In the previous study [41], we designed a heating load prediction method based on PSO-LSSVM (particle swarm optimization‒least square support vector machine). The population size was 30, the maximum number of iterations was 2000, the regularization coefficient was 176.98, and the kernel width coefficient was 31.82. Input parameters are outdoor temperature, wind speed, primary water supply and return temperature of the previous day, primary water supply and return pressure, flow, heating load of the first three days, and output parameters are heating load.

We applied this model to the district heating system in the heating season of 2020, but the prediction feedback results of the first month showed that there was a certain gap between the predictive value and the actual value (Fig. 2a). Through research and investigation, it is found that in the data preprocessing stage, the modified data can not reflect the actual operation of the pipe network through simple mathematical statistical means. Moreover, the district heating system has been expanded and refitted for many times, and the data storage capacity of each heating area is different in different levels. Especially in the recent expansion, a new pressure isolation station was built, which replaced the former boiler station, resulting in great fluctuation of heating data.

Fig. 2.
figure 2

One day heating load forecast at the Kaifeng HP, calculated using the original (a) and improved (b) forecasting model. (1) actual data; (2) forecast.

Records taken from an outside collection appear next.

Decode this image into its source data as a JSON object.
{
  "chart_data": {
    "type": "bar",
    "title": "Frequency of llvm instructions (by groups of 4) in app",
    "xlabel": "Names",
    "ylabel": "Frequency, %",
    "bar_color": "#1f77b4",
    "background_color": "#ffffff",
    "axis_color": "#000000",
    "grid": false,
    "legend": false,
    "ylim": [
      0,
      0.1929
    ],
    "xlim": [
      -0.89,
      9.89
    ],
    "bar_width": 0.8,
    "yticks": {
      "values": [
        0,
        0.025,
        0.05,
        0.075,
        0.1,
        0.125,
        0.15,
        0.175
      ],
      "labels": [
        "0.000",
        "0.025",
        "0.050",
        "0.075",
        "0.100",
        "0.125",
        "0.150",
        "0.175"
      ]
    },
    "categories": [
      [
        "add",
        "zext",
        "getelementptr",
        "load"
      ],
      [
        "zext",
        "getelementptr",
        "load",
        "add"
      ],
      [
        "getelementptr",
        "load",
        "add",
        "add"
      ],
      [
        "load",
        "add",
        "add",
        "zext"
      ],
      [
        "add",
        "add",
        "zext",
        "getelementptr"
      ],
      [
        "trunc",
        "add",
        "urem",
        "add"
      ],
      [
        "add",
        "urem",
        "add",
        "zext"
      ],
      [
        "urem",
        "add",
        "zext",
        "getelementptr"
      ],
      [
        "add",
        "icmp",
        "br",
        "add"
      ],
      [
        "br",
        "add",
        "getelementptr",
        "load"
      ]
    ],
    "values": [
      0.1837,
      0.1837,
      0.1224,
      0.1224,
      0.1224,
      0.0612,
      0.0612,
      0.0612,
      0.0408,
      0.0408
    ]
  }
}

Therefore, we re-established the heating load prediction database and preprocessed the data according to the abnormal data caused by the actual situation such as heating interruption, instrument failure, pipe network maintenance, pipe network transformation, hydraulic failure, pipe network failure and so on, replacing the previous simple mathematical statistical method to fill in and correct the abnormal data. The data sets were divided according to the principle of similar days. The re-established prediction model was applied to the project in the third month of the heating season in 2020, and the prediction effect was better than that in the first month (Fig. 2b).

CONCLUSIONS

(1) Heating load forecasting is the base of the 4th generation district heating, and it is also an important means to achieve energy saving and emission reduction.

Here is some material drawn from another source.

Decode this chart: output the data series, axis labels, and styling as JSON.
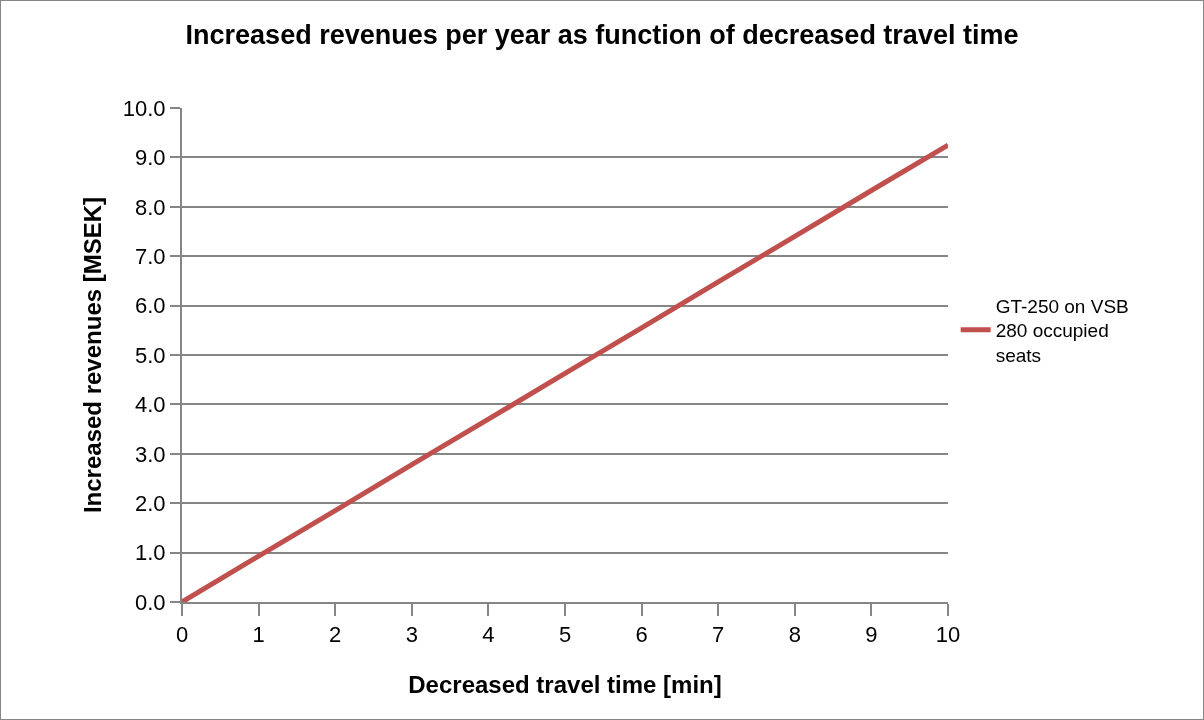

(2) The quality of data sets has an important influence on the prediction accuracy and generalization ability of heating load forecasting model. Data preprocessing is the premise of heating load forecasting. Heating load prediction model built by single algorithm can not meet the needs of actual engineering. It is a trend to improve the prediction accuracy and generalization performance of the model by means of combination algorithm and ensemble learning.

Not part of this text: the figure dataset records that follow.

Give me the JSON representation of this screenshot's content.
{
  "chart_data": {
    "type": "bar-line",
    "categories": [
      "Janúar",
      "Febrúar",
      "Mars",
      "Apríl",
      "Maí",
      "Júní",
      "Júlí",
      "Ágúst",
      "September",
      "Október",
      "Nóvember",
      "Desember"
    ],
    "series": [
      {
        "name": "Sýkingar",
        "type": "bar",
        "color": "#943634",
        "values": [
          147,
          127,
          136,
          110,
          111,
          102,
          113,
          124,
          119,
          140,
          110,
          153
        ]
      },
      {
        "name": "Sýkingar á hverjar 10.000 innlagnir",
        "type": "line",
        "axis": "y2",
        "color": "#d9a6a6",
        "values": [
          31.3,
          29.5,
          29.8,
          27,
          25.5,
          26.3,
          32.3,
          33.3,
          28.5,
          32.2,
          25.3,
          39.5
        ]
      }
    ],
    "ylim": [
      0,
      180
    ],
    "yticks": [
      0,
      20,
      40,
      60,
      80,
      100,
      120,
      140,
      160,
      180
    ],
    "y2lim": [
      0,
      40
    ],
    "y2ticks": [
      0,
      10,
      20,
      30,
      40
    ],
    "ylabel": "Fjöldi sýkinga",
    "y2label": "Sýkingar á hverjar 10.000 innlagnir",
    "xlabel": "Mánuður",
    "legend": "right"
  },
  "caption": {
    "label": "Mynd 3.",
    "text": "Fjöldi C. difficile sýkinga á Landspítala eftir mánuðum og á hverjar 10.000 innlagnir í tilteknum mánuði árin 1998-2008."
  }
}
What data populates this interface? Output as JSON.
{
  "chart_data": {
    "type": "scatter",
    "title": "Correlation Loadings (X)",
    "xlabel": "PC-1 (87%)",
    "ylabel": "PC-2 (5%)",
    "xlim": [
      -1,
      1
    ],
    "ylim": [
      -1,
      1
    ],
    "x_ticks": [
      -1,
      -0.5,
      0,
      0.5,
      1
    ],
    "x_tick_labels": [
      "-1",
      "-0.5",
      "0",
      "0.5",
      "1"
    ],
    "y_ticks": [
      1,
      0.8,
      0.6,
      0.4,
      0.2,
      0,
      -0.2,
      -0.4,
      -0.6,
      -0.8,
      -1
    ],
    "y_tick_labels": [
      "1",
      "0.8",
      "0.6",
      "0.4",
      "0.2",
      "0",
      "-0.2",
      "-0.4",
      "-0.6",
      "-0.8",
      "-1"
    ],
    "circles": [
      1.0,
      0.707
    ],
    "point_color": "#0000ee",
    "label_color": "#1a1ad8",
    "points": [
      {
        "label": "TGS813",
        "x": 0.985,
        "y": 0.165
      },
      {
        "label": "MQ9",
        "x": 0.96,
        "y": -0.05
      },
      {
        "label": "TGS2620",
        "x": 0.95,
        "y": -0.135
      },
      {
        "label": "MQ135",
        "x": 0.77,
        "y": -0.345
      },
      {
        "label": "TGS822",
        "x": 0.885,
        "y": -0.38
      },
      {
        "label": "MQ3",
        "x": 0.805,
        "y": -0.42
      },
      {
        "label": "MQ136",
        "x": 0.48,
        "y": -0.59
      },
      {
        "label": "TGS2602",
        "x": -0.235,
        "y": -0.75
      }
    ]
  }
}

(3) There is no consensus among researchers on whether to choose the modeling method most suitable for heating load prediction, or to select a set of appropriate input parameters, the establishment and division of data sets, so as to achieve high level prediction results. This is because the superiority of a model in heating load prediction can not be simply evaluated, and there are many factors that affect the performance of the model, so it can only be simply analyzed and compared from a certain point of view.

(4) In order to further promote the practical application of heating load prediction technology, the author thinks that it can be further studied from the following two directions:

• improve the heating load forecasting database. Heating load prediction is based on a large number of real and effective data. At present, the database established by most heating companies has some problems, such as small amount of data, insufficient data types and excessive data outliers. Therefore, We suggest to enrich and perfect the heating load forecasting database, which should include the heating basic information database, the heating operation information database and the heat users database.

• the data set of heating load prediction can be established and divided from the perspectives of timeliness, validity and regularity. The establishment and division of the data set involves the accuracy and generalization performance of the prediction model. However, no one has given a clear standard in the field of heating at the present stage.